The Securities and Exchange Commission (SEC) has suspended three former BDO US accountants for ‘predating’ audit work papers.

The SEC found BDO fell behind schedule while conducting its 2013 integrated audit of the insurance company AmTrust Financial Services and failed to complete audit procedures before the company’s deadline to file its annual report with the SEC.

BDO’s senior manager of the audit engagement Lev Nagdimov was found to have instructed the audit team to sign off on all work papers and audit programmes regardless of whether the work was finished.

Following this, Nagdimov instructed the team to load and sign blank or placeholder work papers in BDO’s electronic files. This led to the team predating audit documentation.

After AmTrust filed its 2013 annual report the audit team completed the incomplete work papers by overwriting the existing documentation in the placeholder work papers. The SEC discovered the predating following a request to see an earlier snapshot of the work papers from the period of when they were predated and then comparing it to the backdated work.

The SEC found if BDO’s engagement partner Richard Bertuglia and engagement quality review partner John Green had exercised due professional care, they would have identified the audit deficiencies before they released the audit report, which provided ‘unqualified opinions on AmTrust’s 2013 financial statements and internal control over financial reporting’.

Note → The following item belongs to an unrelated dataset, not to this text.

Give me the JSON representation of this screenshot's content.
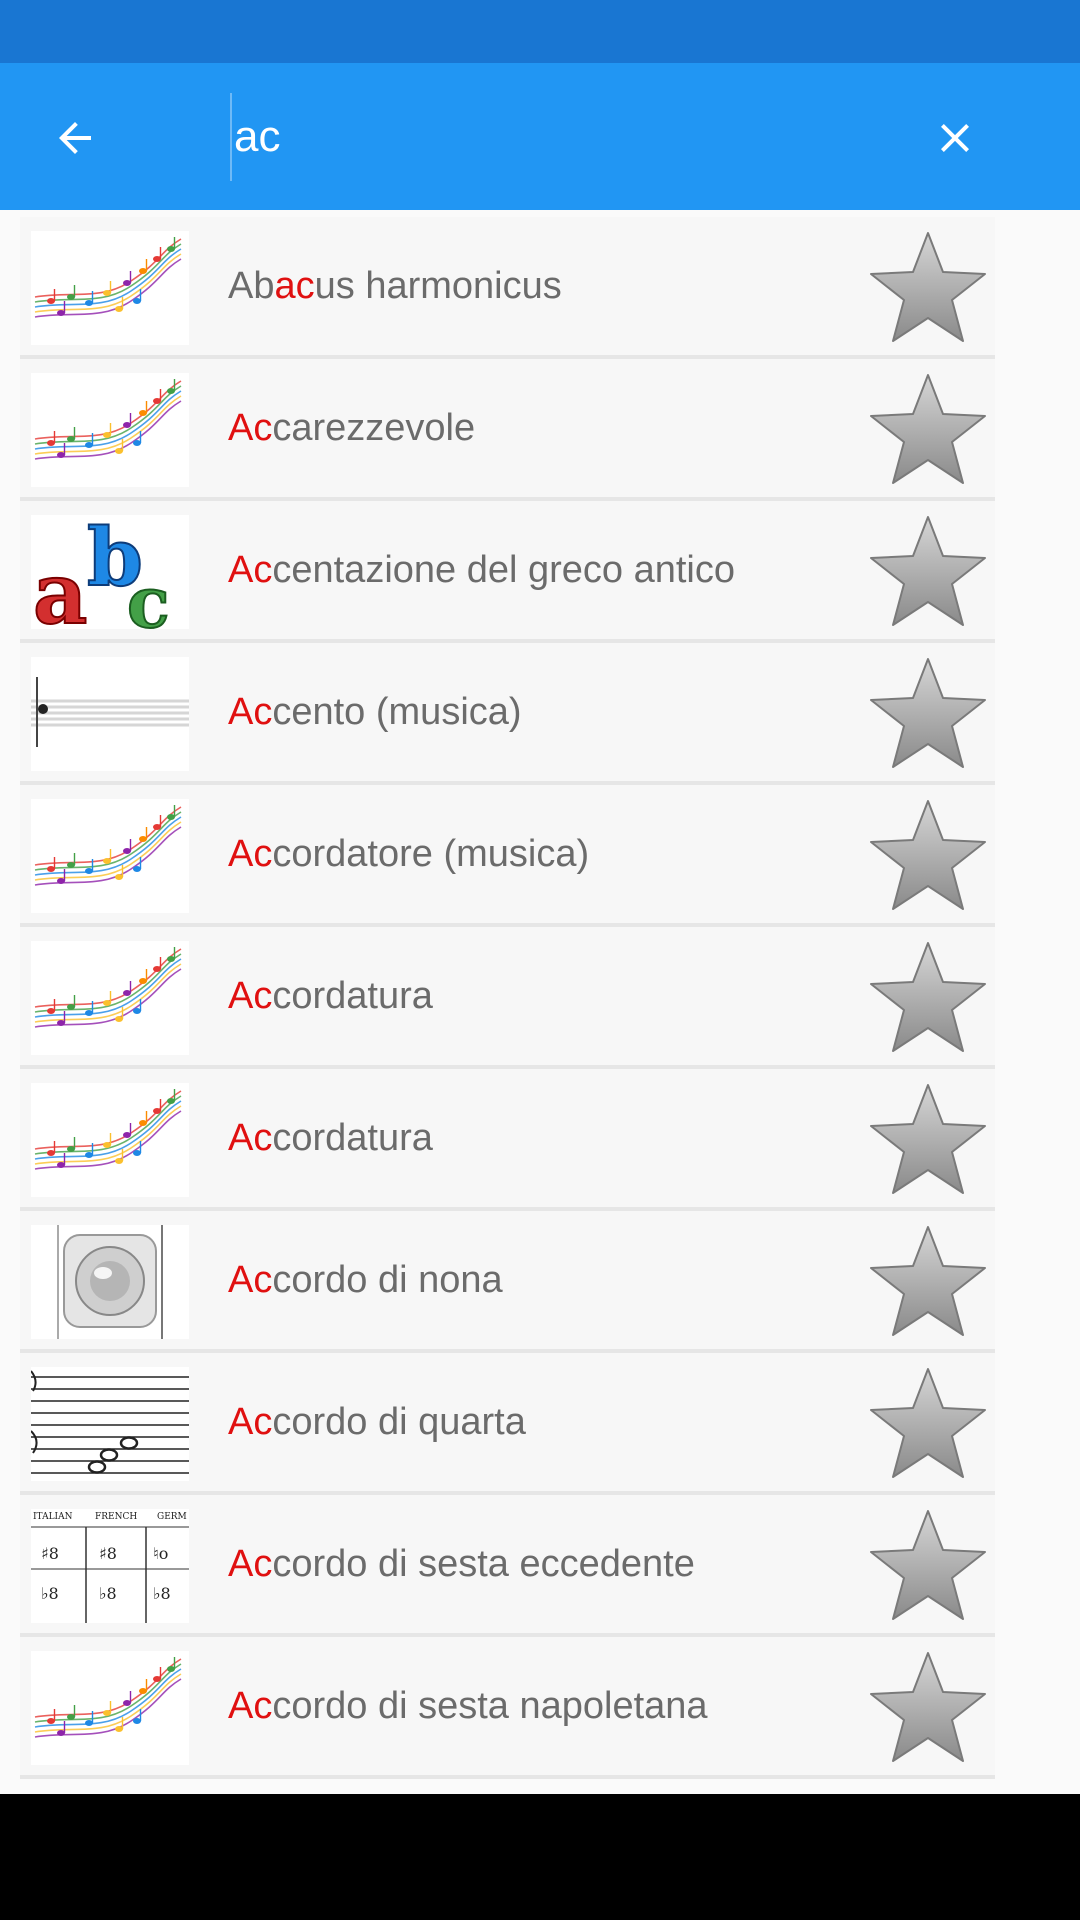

Nagdimov, Bertulgia and Green neither admitted nor denied the SEC’s findings but agreed to be suspended from appearing before the SEC as accountants.

The SEC’s order allows Nagdimov to apply for reinstatement after five years, Bertulgia after three years and Green after one year.

SEC’s director of the Fort Worth regional office Shamoil Shipchandler said: “Auditors are entrusted with significant responsibility when auditing public companies. Public accountants who manipulate their files to conceal audit deficiencies represent a serious breach of those professional obligations, and the Commission will impose suspensions to protect investors.”